9 décembre 2021 - Tribune - Par : Dr. Vivian DEPOUES

L’adaptation au changement climatique est au cœur des Assises de la forêt et du bois actuellement en cours et c’est une bonne nouvelle. Vivian Dépoues d’I4CE nous rappelle qu’elle ne sera pas qu’une question d’investissement dans le renouvellement forestier. Il appelle à ne pas négliger d’autres actions, moins couteuses mais indispensables, pour aider la filière à s’adapter.

 

Ce que les études scientifiques montraient de plus en plus clairement depuis 10 ans est devenu manifeste avec la crise des scolytes dans le Grand Est : les forêts françaises sont vulnérables aux effets du changement climatique. Les sécheresses prolongées par exemple, fragilisent les peuplements face aux attaques sanitaires, aux incendies ou encore aux tempêtes.  Selon l’ONF, c’est 50 % de la surface forestière de France métropolitaine qui pourrait ainsi voir son aspect modifié d’ici 50 ans.  Se préparer à ces évolutions est un impératif désormais largement partagé.

 

La bonne nouvelle est que l’adaptation au changement climatique est au programme des Assises de la forêt lancées en octobre par le gouvernement.

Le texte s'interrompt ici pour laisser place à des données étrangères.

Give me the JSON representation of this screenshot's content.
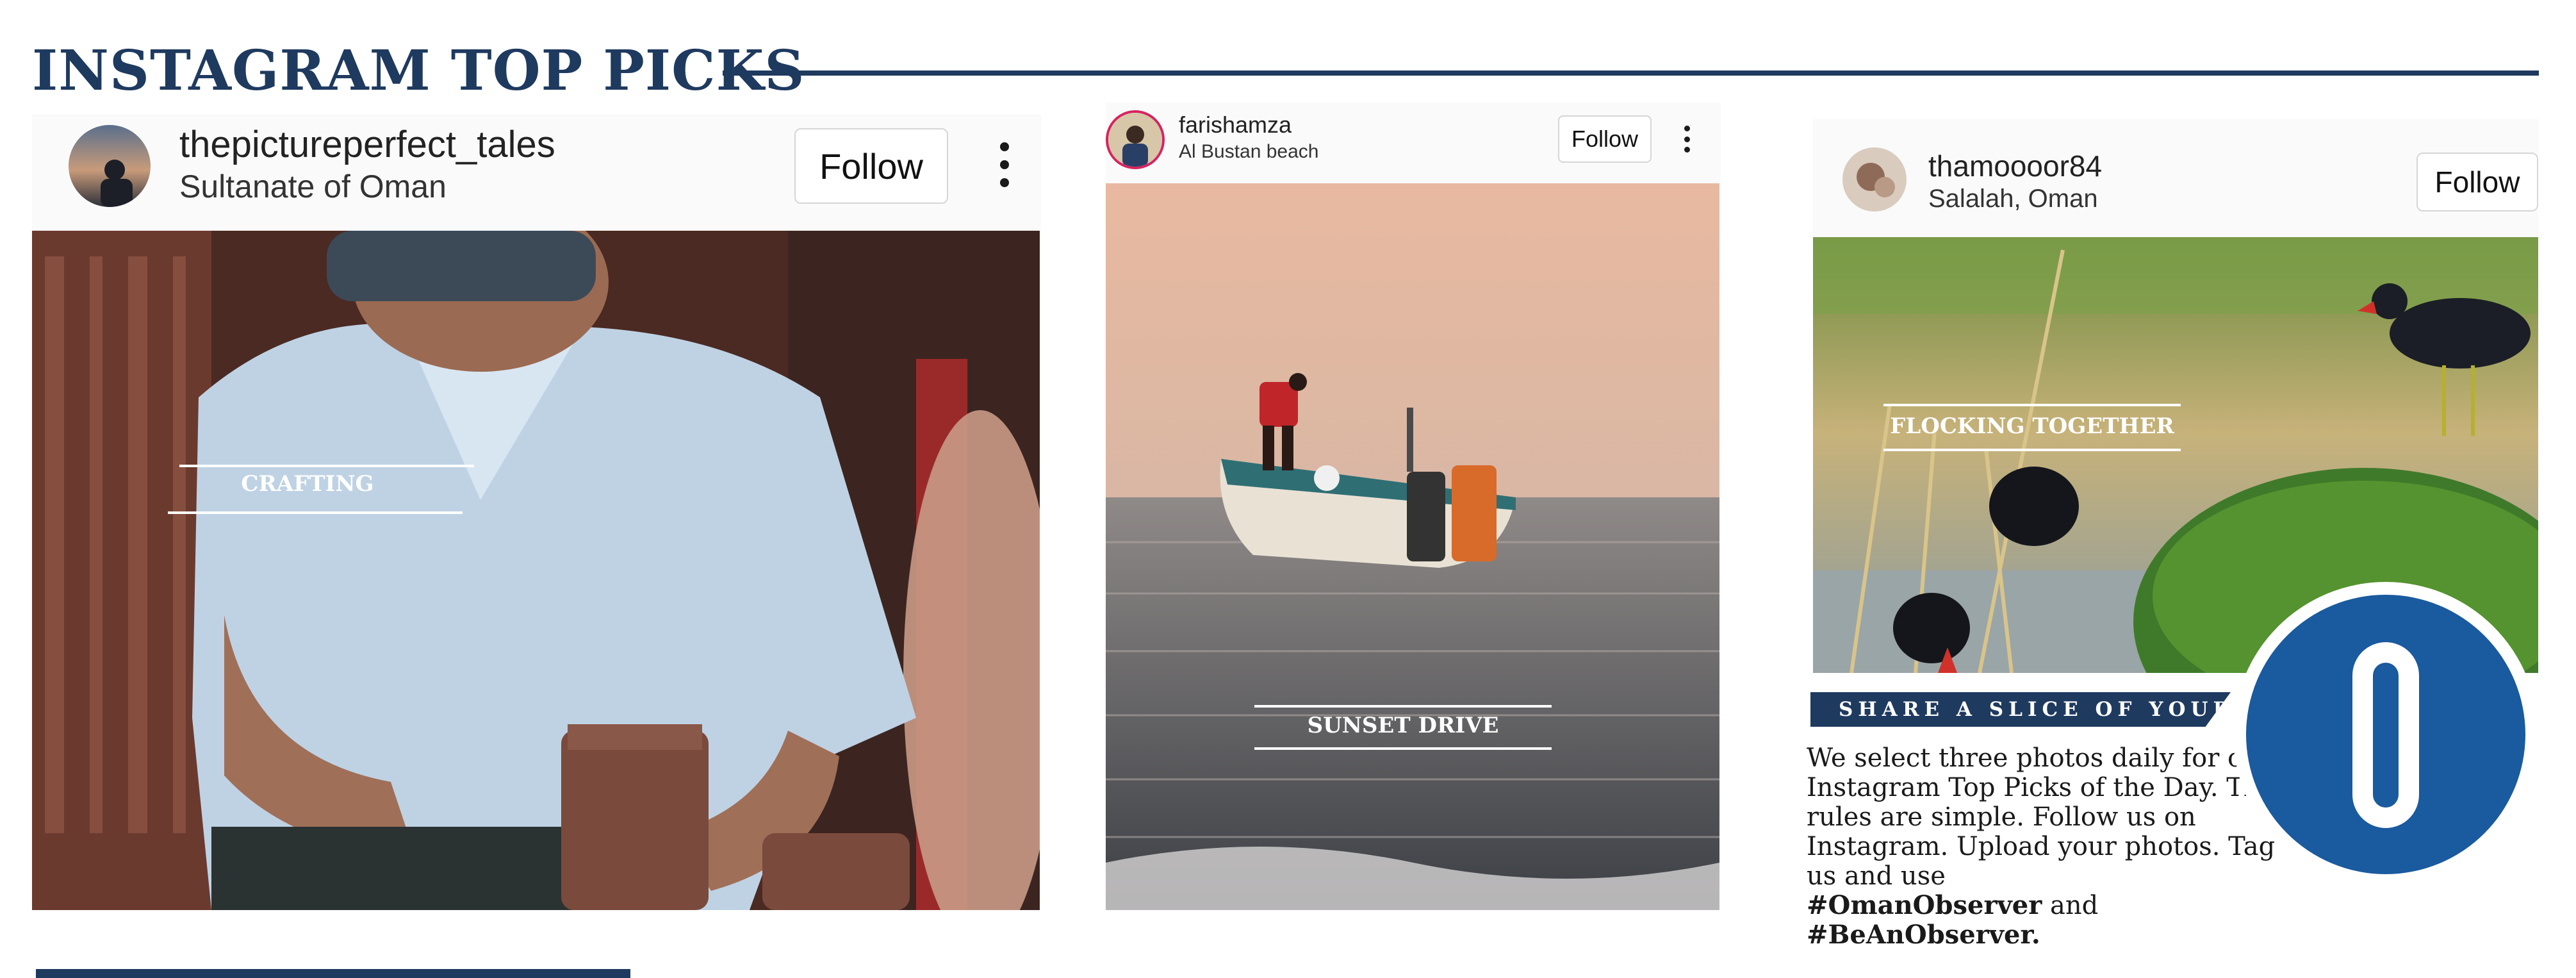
{
  "page": {
    "title": "INSTAGRAM TOP PICKS",
    "accent_color": "#1f3a5f"
  },
  "posts": [
    {
      "username": "thepictureperfect_tales",
      "location": "Sultanate of Oman",
      "follow_label": "Follow",
      "caption": "CRAFTING",
      "has_more_menu": true
    },
    {
      "username": "farishamza",
      "location": "Al Bustan beach",
      "follow_label": "Follow",
      "caption": "SUNSET DRIVE",
      "has_more_menu": true
    },
    {
      "username": "thamoooor84",
      "location": "Salalah, Oman",
      "follow_label": "Follow",
      "caption": "FLOCKING TOGETHER",
      "has_more_menu": false
    }
  ],
  "promo": {
    "banner": "SHARE A SLICE OF YOUR LIFE",
    "text": "We select three photos daily for our Instagram Top Picks of the Day. The rules are simple. Follow us on Instagram. Upload your photos. Tag us and use",
    "hashtag_1": "#OmanObserver",
    "joiner": "and",
    "hashtag_2": "#BeAnObserver.",
    "logo_letter": "O",
    "logo_color": "#1a5a9e"
  }
}
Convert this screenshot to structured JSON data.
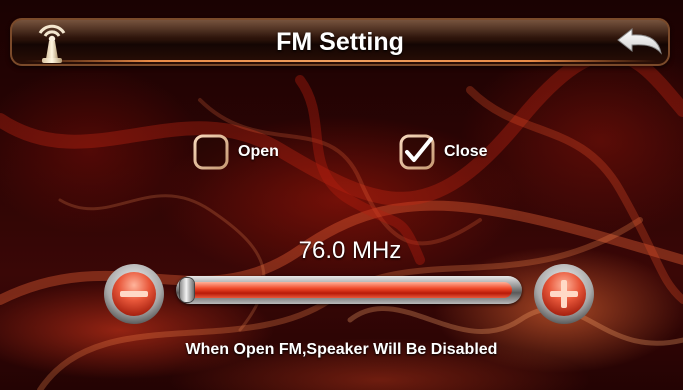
{
  "header": {
    "title": "FM Setting",
    "left_icon": "antenna-icon",
    "right_icon": "back-arrow-icon"
  },
  "options": [
    {
      "label": "Open",
      "checked": false
    },
    {
      "label": "Close",
      "checked": true
    }
  ],
  "frequency": {
    "readout": "76.0 MHz",
    "level_fraction": 0.0,
    "decrease_icon": "minus-icon",
    "increase_icon": "plus-icon"
  },
  "footer": {
    "warning": "When Open FM,Speaker Will Be Disabled"
  },
  "colors": {
    "accent": "#e8573a",
    "checkmark": "#ffffff",
    "title_text": "#ffffff"
  }
}
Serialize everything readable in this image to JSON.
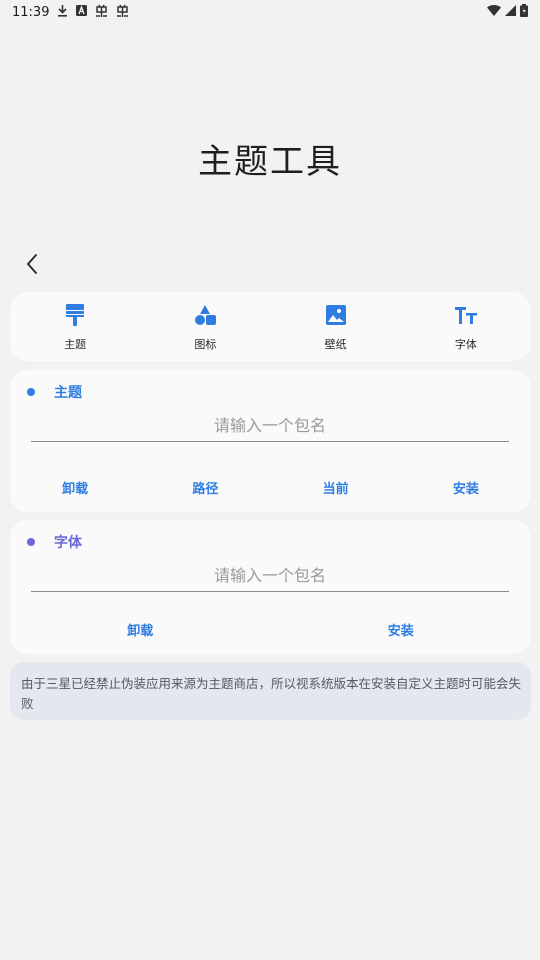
{
  "status_bar": {
    "time": "11:39",
    "icons": [
      "download-icon",
      "a-icon",
      "bug-icon",
      "bug-icon",
      "wifi-icon",
      "signal-icon",
      "battery-icon"
    ]
  },
  "page": {
    "title": "主题工具"
  },
  "tools": [
    {
      "label": "主题",
      "icon": "paint-roller-icon"
    },
    {
      "label": "图标",
      "icon": "shapes-icon"
    },
    {
      "label": "壁纸",
      "icon": "image-icon"
    },
    {
      "label": "字体",
      "icon": "text-tt-icon"
    }
  ],
  "theme_section": {
    "title": "主题",
    "placeholder": "请输入一个包名",
    "value": "",
    "buttons": [
      "卸载",
      "路径",
      "当前",
      "安装"
    ],
    "accent": "#2f7de1"
  },
  "font_section": {
    "title": "字体",
    "placeholder": "请输入一个包名",
    "value": "",
    "buttons": [
      "卸载",
      "安装"
    ],
    "accent": "#6b67d6"
  },
  "notice": {
    "text": "由于三星已经禁止伪装应用来源为主题商店，所以视系统版本在安装自定义主题时可能会失败"
  },
  "colors": {
    "blue": "#2f7de1",
    "purple": "#6b67d6",
    "background": "#f2f2f2",
    "card": "#fafafa",
    "notice_bg": "#e2e8ee"
  }
}
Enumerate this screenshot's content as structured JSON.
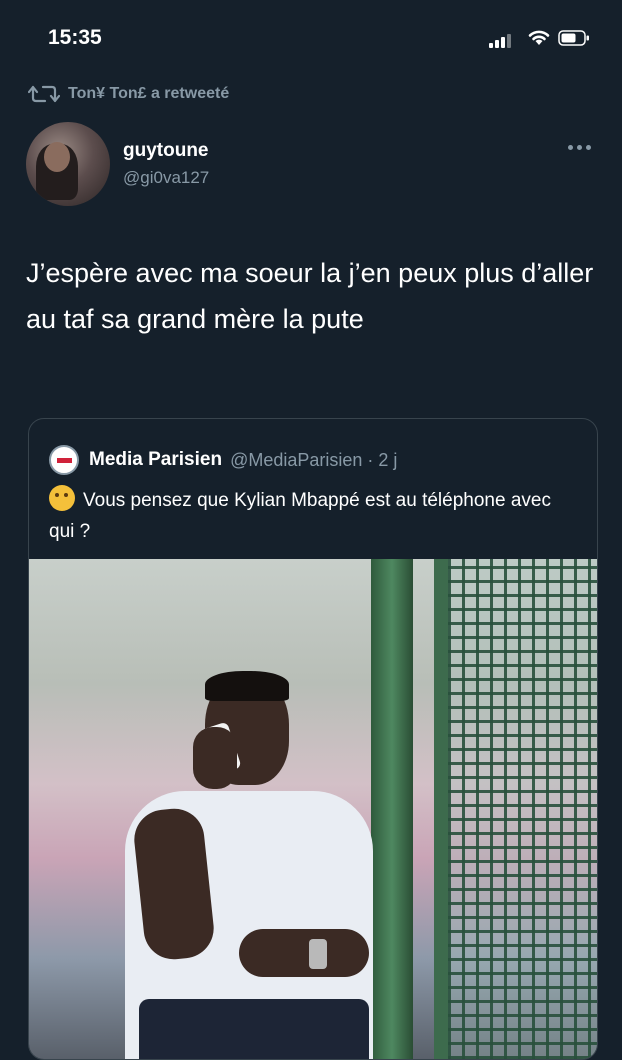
{
  "status_bar": {
    "time": "15:35"
  },
  "retweet": {
    "label": "Ton¥ Ton£ a retweeté"
  },
  "tweet": {
    "display_name": "guytoune",
    "handle": "@gi0va127",
    "text": "J’espère avec ma soeur la j’en peux plus d’aller au taf sa grand mère la pute"
  },
  "quote": {
    "display_name": "Media Parisien",
    "handle_time": "@MediaParisien · 2 j",
    "text": "Vous pensez que Kylian Mbappé est au téléphone avec qui ?",
    "emoji": "thinking-face"
  },
  "colors": {
    "background": "#15202b",
    "secondary_text": "#8899a6",
    "border": "#38444d"
  }
}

Elle est y est même présentée comme une condition pour que la forêt joue pleinement son rôle, notamment de stockage du carbone.

 

Au sein de ces discussions, il y a un consensus sur le besoin d’investir plus dans cette filière pour lui permettre de se remettre des impacts déjà subits mais aussi de s’adapter pour aborder sereinement les évolutions à venir. Après des décennies d’investissement public limité, le Plan France Relance a enclenché, avec une enveloppe initiale de 150M€, une dynamique ambitieuse de renouvellement forestier dont les suites sont à présent au centre des échanges. Il s’agit de passer d’un soutien public d’environ 20M€ par an avant la relance au maintien dans la durée d’un effort collectif de l’ordre de la centaine de millions d’euros annuels. L’estimation exacte du besoin varie mais tout le monde s’accorde sur cet ordre de grandeur, les discussions portant surtout sur les modalités d’utilisation de cet argent : Quels modes de gestion de la forêt faut-il soutenir ? Quelles essences planter ? A quel rythme ? Avec quels critères environnementaux ?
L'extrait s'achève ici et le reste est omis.